Just wondering if anyone could help me shed some light as to why RCLONE is using close to 7GB of RAM on my plex server. I noticed today that im starting to run out of RAM on my server and I am worried that I may start running into issues soon. Any insight?

[Unit]
Description=RClone Service
Wants=network-online.target
After=network-online.target

[Service]
Type=simple
ExecStart=/usr/bin/rclone mount plexcache: /home/plex/gdrive/plexcache \
--allow-other \
--buffer-size 1G \
--dir-cache-time 96h \
--log-level INFO \
--log-file /home/plex/gdrive/utilities/logs/rclone.log \
--timeout 1h \
--umask 002 \
--user-agent spacegeese \
--rc
ExecStop=/bin/fusermount -uz /home/plex/gdrive/plexcache
Restart=on-failure
User=plex
Group=plex

[Install]
WantedBy=multi-user.target

Each file opened use 1G of memory.

Hot Damn... well I could see that breaking stuff. What would be the recommended size for decent playback?

Not sure there is a quick answer, but default is a great start. It depends on your memory on the system and how much extra you got.

What's the overall memory on the system?

I have 12GB of RAM total on the server. I am getting a little bit of mixed results as to how much my box is using but I feel like I am on the brink of issues.. Possible overreaction...

I am not quite sure which one is accurate.

image

Linux tends to use all the available memory for file caching/buffering so seeing a big numebr isn't a bad thing.

image

So in my case, there is 15GB of memory used for file caching and if needed, it will use that for applications.

Default is 16MB, and that's likely enough in most cases to be honest, but if you have a lot of memory like you do then I'd probably give it 32 or 64MB for good measure.
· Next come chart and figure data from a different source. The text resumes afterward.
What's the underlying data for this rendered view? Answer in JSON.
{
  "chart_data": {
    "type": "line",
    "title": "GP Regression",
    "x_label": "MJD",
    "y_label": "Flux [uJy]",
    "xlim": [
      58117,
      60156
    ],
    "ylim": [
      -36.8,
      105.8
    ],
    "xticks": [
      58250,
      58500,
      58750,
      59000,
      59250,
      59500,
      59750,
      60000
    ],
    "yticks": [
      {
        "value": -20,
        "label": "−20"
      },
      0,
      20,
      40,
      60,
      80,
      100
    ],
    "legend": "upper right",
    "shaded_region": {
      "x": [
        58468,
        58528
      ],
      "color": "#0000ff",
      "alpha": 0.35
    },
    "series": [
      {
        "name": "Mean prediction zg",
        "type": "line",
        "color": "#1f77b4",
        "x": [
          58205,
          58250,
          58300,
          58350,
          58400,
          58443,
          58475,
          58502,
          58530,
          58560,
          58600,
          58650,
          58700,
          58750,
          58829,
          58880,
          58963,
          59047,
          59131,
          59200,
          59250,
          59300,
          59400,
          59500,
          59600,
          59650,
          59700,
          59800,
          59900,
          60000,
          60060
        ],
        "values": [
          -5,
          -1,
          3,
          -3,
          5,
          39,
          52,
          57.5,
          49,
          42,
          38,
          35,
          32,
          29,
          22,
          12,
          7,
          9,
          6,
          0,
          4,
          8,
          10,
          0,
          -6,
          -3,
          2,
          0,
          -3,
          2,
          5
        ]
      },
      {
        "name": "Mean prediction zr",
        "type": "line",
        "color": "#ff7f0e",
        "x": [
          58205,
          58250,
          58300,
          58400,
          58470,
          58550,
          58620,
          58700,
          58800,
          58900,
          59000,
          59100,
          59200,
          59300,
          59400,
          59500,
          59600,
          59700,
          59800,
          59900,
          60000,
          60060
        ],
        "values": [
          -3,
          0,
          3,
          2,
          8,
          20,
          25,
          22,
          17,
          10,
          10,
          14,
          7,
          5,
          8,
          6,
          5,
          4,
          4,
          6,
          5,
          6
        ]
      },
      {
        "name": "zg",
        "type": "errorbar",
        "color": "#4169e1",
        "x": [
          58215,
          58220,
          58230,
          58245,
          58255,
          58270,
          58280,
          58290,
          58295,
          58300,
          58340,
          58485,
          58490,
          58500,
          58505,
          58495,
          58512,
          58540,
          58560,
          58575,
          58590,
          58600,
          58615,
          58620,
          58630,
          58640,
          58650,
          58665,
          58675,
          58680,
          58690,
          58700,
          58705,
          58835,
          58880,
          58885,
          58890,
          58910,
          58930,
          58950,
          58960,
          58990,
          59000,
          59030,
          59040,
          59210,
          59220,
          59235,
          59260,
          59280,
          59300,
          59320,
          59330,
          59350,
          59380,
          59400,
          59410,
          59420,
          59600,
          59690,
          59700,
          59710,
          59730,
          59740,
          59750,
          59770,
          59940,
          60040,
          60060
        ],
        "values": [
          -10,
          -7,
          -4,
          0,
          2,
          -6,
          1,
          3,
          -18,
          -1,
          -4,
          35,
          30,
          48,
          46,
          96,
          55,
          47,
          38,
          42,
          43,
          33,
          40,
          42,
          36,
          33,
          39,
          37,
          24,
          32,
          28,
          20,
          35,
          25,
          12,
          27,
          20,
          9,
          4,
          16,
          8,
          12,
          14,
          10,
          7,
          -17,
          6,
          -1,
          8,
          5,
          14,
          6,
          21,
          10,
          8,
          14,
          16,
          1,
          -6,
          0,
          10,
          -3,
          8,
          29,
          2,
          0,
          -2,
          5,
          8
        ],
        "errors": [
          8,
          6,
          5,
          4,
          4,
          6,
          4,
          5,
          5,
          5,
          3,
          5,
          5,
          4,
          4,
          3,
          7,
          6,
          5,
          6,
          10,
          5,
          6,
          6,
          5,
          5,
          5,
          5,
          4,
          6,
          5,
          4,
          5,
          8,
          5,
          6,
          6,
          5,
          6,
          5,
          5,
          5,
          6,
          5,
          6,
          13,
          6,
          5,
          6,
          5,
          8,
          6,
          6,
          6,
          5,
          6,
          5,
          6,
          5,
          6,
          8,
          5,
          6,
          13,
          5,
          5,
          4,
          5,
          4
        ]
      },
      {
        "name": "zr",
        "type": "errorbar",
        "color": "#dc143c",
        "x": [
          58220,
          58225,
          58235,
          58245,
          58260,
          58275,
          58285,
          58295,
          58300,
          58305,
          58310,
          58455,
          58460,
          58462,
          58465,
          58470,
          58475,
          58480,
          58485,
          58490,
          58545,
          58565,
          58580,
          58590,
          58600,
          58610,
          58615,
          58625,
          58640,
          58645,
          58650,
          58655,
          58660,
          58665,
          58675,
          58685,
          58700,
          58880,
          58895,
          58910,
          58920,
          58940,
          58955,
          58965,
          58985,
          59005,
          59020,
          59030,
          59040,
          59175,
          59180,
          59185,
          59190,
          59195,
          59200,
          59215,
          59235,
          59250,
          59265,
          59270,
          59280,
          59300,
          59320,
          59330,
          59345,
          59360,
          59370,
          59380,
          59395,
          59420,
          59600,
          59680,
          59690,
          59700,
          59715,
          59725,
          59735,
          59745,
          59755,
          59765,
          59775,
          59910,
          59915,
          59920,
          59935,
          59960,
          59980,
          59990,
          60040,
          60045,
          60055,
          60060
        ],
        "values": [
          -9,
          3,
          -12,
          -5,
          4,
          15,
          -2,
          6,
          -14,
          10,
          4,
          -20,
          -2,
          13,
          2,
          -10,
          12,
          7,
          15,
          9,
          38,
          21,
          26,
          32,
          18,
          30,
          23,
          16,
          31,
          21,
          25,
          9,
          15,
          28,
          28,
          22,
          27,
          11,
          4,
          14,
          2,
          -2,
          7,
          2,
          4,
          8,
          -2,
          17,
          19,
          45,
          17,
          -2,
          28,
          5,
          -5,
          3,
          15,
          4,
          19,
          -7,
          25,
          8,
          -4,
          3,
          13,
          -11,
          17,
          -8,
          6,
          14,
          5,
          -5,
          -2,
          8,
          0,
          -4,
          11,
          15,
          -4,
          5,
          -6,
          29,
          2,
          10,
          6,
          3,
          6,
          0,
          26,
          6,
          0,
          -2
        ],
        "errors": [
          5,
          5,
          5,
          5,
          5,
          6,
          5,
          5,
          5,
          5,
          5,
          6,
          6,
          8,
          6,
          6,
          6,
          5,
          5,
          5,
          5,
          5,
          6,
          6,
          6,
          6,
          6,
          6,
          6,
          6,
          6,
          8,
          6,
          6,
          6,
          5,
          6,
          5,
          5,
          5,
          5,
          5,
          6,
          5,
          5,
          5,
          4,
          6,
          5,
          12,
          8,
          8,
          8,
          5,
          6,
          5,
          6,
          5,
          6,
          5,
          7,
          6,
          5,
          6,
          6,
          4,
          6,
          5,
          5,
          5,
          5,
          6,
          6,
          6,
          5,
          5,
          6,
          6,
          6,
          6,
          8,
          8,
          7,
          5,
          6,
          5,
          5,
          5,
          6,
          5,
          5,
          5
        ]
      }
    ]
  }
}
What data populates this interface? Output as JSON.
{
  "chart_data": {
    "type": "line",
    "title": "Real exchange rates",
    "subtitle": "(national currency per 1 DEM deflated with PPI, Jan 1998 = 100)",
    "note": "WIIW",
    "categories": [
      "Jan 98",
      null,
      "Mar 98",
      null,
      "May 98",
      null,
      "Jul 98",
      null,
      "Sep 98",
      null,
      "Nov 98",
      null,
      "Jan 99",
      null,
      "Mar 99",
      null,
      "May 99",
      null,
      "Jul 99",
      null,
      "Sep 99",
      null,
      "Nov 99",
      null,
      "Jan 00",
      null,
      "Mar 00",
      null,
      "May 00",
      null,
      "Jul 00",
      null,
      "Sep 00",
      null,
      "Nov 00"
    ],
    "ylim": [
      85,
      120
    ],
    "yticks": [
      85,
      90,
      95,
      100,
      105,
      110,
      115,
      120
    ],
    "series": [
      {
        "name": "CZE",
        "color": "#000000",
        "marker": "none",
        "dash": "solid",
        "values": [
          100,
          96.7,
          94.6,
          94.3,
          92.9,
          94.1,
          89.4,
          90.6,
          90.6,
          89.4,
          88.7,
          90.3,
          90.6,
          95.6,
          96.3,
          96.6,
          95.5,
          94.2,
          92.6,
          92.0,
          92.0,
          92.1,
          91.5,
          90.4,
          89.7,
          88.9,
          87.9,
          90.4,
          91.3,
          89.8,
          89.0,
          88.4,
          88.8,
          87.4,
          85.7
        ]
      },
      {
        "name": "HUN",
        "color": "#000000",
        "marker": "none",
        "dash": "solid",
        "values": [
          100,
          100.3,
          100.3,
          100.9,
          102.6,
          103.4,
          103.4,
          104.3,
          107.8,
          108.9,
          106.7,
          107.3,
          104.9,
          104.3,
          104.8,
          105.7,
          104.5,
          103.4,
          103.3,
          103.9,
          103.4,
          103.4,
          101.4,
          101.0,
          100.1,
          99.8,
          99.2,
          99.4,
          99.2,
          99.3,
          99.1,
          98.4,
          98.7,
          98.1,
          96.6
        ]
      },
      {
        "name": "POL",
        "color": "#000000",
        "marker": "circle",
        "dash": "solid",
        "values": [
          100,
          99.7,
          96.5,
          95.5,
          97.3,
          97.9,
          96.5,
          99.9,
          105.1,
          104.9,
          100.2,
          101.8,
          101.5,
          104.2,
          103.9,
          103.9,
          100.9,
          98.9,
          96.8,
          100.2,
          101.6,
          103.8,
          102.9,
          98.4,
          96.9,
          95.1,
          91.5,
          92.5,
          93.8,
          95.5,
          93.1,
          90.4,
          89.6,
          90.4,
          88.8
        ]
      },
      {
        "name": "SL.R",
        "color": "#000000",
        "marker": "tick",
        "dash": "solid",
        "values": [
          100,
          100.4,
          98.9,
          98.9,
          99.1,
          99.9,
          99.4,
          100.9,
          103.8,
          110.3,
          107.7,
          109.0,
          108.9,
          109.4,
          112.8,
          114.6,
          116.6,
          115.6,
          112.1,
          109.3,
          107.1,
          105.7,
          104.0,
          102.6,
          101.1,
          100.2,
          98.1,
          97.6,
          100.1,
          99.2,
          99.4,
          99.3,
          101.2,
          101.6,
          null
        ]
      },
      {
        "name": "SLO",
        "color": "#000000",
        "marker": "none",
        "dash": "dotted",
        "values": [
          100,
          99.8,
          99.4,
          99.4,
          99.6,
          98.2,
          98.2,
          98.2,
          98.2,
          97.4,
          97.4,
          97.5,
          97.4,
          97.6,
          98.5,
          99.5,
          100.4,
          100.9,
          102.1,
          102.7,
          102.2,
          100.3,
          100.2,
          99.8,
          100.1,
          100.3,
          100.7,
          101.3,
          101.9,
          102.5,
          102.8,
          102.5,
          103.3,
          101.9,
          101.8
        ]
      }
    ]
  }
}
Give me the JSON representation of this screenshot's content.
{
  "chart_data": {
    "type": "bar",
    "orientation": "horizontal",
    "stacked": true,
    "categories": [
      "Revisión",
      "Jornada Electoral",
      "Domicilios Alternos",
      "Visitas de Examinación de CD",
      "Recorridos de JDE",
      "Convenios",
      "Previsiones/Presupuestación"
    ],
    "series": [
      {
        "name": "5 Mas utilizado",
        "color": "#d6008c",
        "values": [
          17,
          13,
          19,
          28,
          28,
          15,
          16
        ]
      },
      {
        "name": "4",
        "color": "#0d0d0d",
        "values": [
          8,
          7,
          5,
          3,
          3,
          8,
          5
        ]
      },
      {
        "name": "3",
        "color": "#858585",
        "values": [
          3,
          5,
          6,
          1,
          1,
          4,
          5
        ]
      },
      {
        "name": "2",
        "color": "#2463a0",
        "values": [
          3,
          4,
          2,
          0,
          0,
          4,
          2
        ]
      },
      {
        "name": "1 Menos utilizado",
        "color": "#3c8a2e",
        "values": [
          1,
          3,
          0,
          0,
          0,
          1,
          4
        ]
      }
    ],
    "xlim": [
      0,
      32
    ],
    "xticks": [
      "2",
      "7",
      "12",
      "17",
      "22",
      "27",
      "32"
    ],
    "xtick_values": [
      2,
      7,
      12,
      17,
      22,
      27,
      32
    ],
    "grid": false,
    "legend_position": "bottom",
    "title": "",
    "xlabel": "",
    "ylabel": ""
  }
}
To the best of my understanding this buffer is mostly there to smooth out any minor hiccups in the transfer that would lower the efficiency of bandwidth utilization. For example if reading/writing from/to a mechanical HDD that is under heavy load as thus isn't so quick to react to requests. You wouldn't want the whole transfer to wait just because the HDD wasn't ready - so that's where the buffer picks up the slack and either takes in or supplies data during those short hiccups. It's not meant to be a media playback buffer. Your media player does that on it's own.

In any case 1GB is massive overkill and I struggle to see how that would useful, much less needed by anyone.